Monday, May 28, 2007

Living with the Elderly

"Getting old isn't for pussies." My dad said, remarking about his parents who now live with us.

To me, my grandparents were always old; when I was born my grandfather was already 76 years-old. Now he's 98. I've seen him lose his sight, his hearing, and his ability to move around easy. I've seen how daunting it can be just to get up on the sidewalk in front of a convenient store and even how hard it is to put pants on in the morning.

On the other side of the coin, my cousin just had a baby. I now know that living to be in the 90s (some even younger) face the cyclical nature of life, that you will become a baby again in your old age. You'll need endless patience to care for them, and maybe even more patience to be that old. The difference between being a baby and being old is that you've had a life that you were always dependant on yourself and to watch that wither away, not being able to do anything about it, is extremely difficult.

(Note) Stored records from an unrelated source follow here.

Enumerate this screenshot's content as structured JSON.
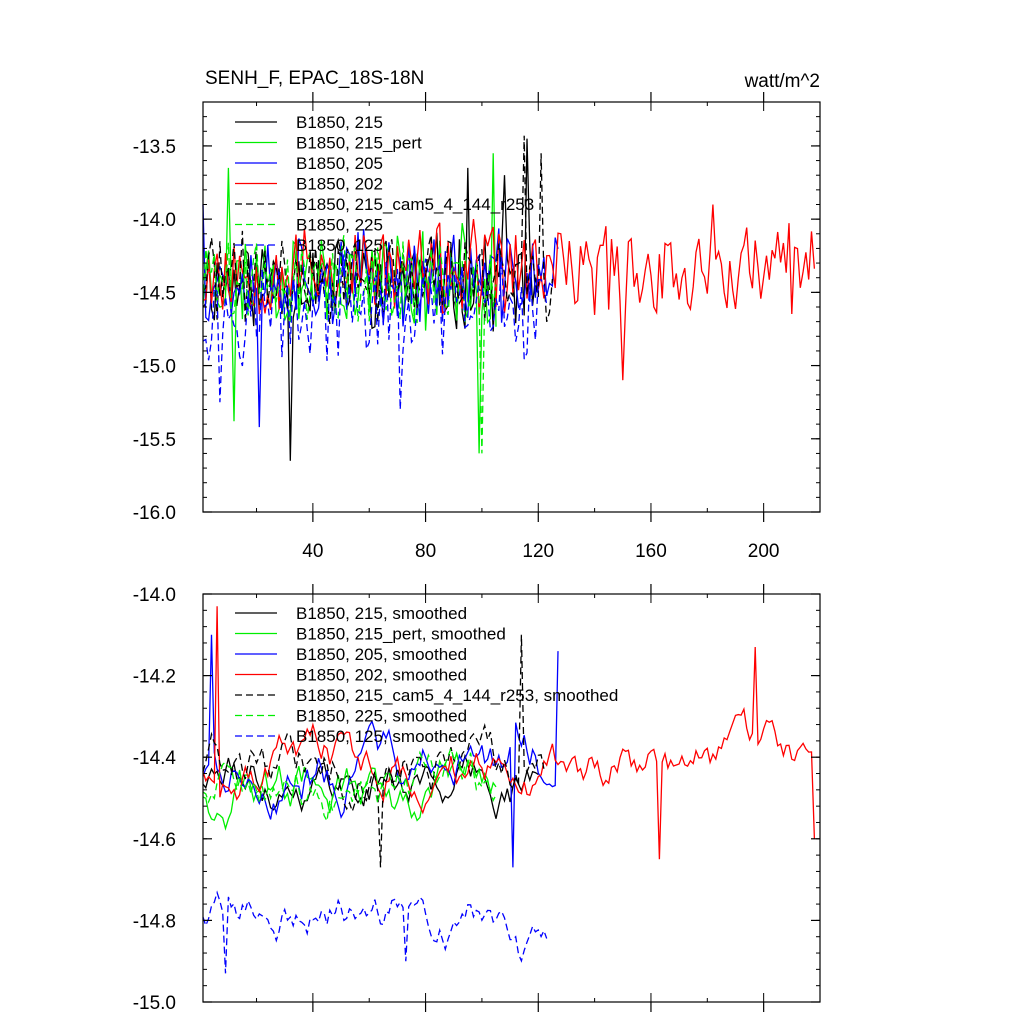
{
  "chart_data": [
    {
      "type": "line",
      "title": "SENH_F, EPAC_18S-18N",
      "units": "watt/m^2",
      "xlim": [
        1,
        220
      ],
      "ylim": [
        -16.0,
        -13.2
      ],
      "xticks": [
        40,
        80,
        120,
        160,
        200
      ],
      "xtick_labels": [
        "40",
        "80",
        "120",
        "160",
        "200"
      ],
      "yticks": [
        -16.0,
        -15.5,
        -15.0,
        -14.5,
        -14.0,
        -13.5
      ],
      "ytick_labels": [
        "-16.0",
        "-15.5",
        "-15.0",
        "-14.5",
        "-14.0",
        "-13.5"
      ],
      "legend_position": "top-left",
      "series": [
        {
          "name": "B1850, 215",
          "color": "#000000",
          "dash": "solid",
          "n": 120,
          "base": -14.42,
          "amp": 0.28,
          "seed": 11,
          "spikes": [
            [
              32,
              -15.65
            ],
            [
              116,
              -13.45
            ],
            [
              95,
              -13.65
            ],
            [
              122,
              -13.55
            ],
            [
              108,
              -13.7
            ]
          ]
        },
        {
          "name": "B1850, 215_pert",
          "color": "#00ee00",
          "dash": "solid",
          "n": 105,
          "base": -14.4,
          "amp": 0.3,
          "seed": 23,
          "spikes": [
            [
              99,
              -15.6
            ],
            [
              104,
              -13.55
            ],
            [
              10,
              -13.65
            ],
            [
              12,
              -15.38
            ]
          ]
        },
        {
          "name": "B1850, 205",
          "color": "#0000ff",
          "dash": "solid",
          "n": 127,
          "base": -14.4,
          "amp": 0.28,
          "seed": 37,
          "spikes": [
            [
              21,
              -15.42
            ],
            [
              1,
              -13.9
            ]
          ]
        },
        {
          "name": "B1850, 202",
          "color": "#ff0000",
          "dash": "solid",
          "n": 218,
          "base": -14.35,
          "amp": 0.28,
          "seed": 53,
          "spikes": [
            [
              150,
              -15.1
            ],
            [
              182,
              -13.9
            ]
          ]
        },
        {
          "name": "B1850, 215_cam5_4_144_r253",
          "color": "#000000",
          "dash": "dashed",
          "n": 125,
          "base": -14.4,
          "amp": 0.27,
          "seed": 71,
          "spikes": [
            [
              115,
              -13.43
            ],
            [
              121,
              -13.55
            ]
          ]
        },
        {
          "name": "B1850, 225",
          "color": "#00ee00",
          "dash": "dashed",
          "n": 105,
          "base": -14.42,
          "amp": 0.27,
          "seed": 89,
          "spikes": [
            [
              100,
              -15.6
            ]
          ]
        },
        {
          "name": "B1850, 125",
          "color": "#0000ff",
          "dash": "dashed",
          "n": 123,
          "base": -14.62,
          "amp": 0.3,
          "seed": 97,
          "spikes": [
            [
              7,
              -15.25
            ],
            [
              71,
              -15.3
            ]
          ]
        }
      ]
    },
    {
      "type": "line",
      "title": "",
      "xlim": [
        1,
        220
      ],
      "ylim": [
        -15.0,
        -14.0
      ],
      "xticks": [
        40,
        80,
        120,
        160,
        200
      ],
      "yticks": [
        -15.0,
        -14.8,
        -14.6,
        -14.4,
        -14.2,
        -14.0
      ],
      "ytick_labels": [
        "-15.0",
        "-14.8",
        "-14.6",
        "-14.4",
        "-14.2",
        "-14.0"
      ],
      "legend_position": "top-left",
      "series": [
        {
          "name": "B1850, 215, smoothed",
          "color": "#000000",
          "dash": "solid",
          "n": 120,
          "base": -14.45,
          "amp": 0.08,
          "seed": 111,
          "spikes": []
        },
        {
          "name": "B1850, 215_pert, smoothed",
          "color": "#00ee00",
          "dash": "solid",
          "n": 105,
          "base": -14.48,
          "amp": 0.09,
          "seed": 123,
          "spikes": []
        },
        {
          "name": "B1850, 205, smoothed",
          "color": "#0000ff",
          "dash": "solid",
          "n": 127,
          "base": -14.43,
          "amp": 0.09,
          "seed": 137,
          "spikes": [
            [
              4,
              -14.1
            ],
            [
              111,
              -14.67
            ],
            [
              127,
              -14.14
            ]
          ]
        },
        {
          "name": "B1850, 202, smoothed",
          "color": "#ff0000",
          "dash": "solid",
          "n": 218,
          "base": -14.42,
          "amp": 0.08,
          "seed": 153,
          "spikes": [
            [
              6,
              -14.03
            ],
            [
              163,
              -14.65
            ],
            [
              197,
              -14.13
            ],
            [
              218,
              -14.6
            ]
          ]
        },
        {
          "name": "B1850, 215_cam5_4_144_r253, smoothed",
          "color": "#000000",
          "dash": "dashed",
          "n": 122,
          "base": -14.42,
          "amp": 0.09,
          "seed": 171,
          "spikes": [
            [
              64,
              -14.67
            ],
            [
              114,
              -14.1
            ]
          ]
        },
        {
          "name": "B1850, 225, smoothed",
          "color": "#00ee00",
          "dash": "dashed",
          "n": 105,
          "base": -14.47,
          "amp": 0.09,
          "seed": 189,
          "spikes": []
        },
        {
          "name": "B1850, 125, smoothed",
          "color": "#0000ff",
          "dash": "dashed",
          "n": 123,
          "base": -14.78,
          "amp": 0.07,
          "seed": 197,
          "spikes": [
            [
              9,
              -14.93
            ],
            [
              73,
              -14.9
            ],
            [
              112,
              -14.84
            ]
          ]
        }
      ]
    }
  ]
}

Everyday we complain about things in our life: that we have bills over due, that we hate that jackass that cut us off, that we keep getting called into work: but the truth is that without those things, we wouldn't have much to live for. Life is made of complications, and when you get old they are abundant, but none of them are yours alone. The children that you raised are going to be the ones helping you then. Privacy is a thing of the past. In the end, we may lose our dignity, just to live another few years. Living with with the elderly has taught me one thing, humility, because in the end you're going to go out with nothing but the love of the people that you raised, the generation that followed you. All the friends that my grandfather had made in his life are gone now. He has lived through two world wars, people landing on the moon, the invention of the TV, radio, Internet, computer.... He still has his memories and the love of his family, but for a lot of people they have neither.

My grandfather has lived a long and caring life. He never hesistated to help those in need around him. Which proves to me that those that constantly destroy the relationships around them, that try not to mend ties between broken family members or friends, are going to find themselves desperately alone in the end. That should be enough to scare anyone, I know it scares me.

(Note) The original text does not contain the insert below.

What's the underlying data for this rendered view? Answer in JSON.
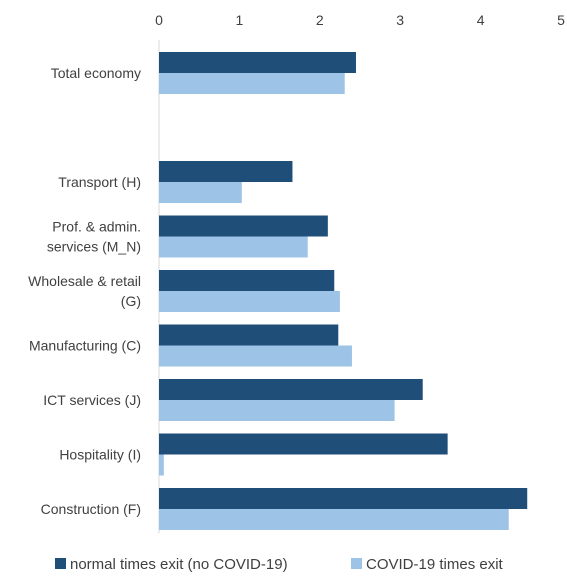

It is hard to watch the people that you love, the people that took you fishing, the people that taught you how drive, the people that taught you a lot about life, get old. Part of it is a selfish thing, that you know you will be in those same shoes one day. Mostly though, its watching someone whose life seemed so bright to you, start to dim, knowing that you can't do anything about it but make them as comfortable as possible.

The relationship between my grandparents uplifts me . They are a team, constantly looking out for each other. My grandmother has a tumor in her leg and for a long time my grandfather looked after her, now she looks after him as best she can. Without that tie, I know that both of them would have a much harder time. The divorce rate in this country is very high, but if people knew that in the end your going to want someone that you've known for a long time by your side, a lot of them might think differently... Because without each other, we have nothing.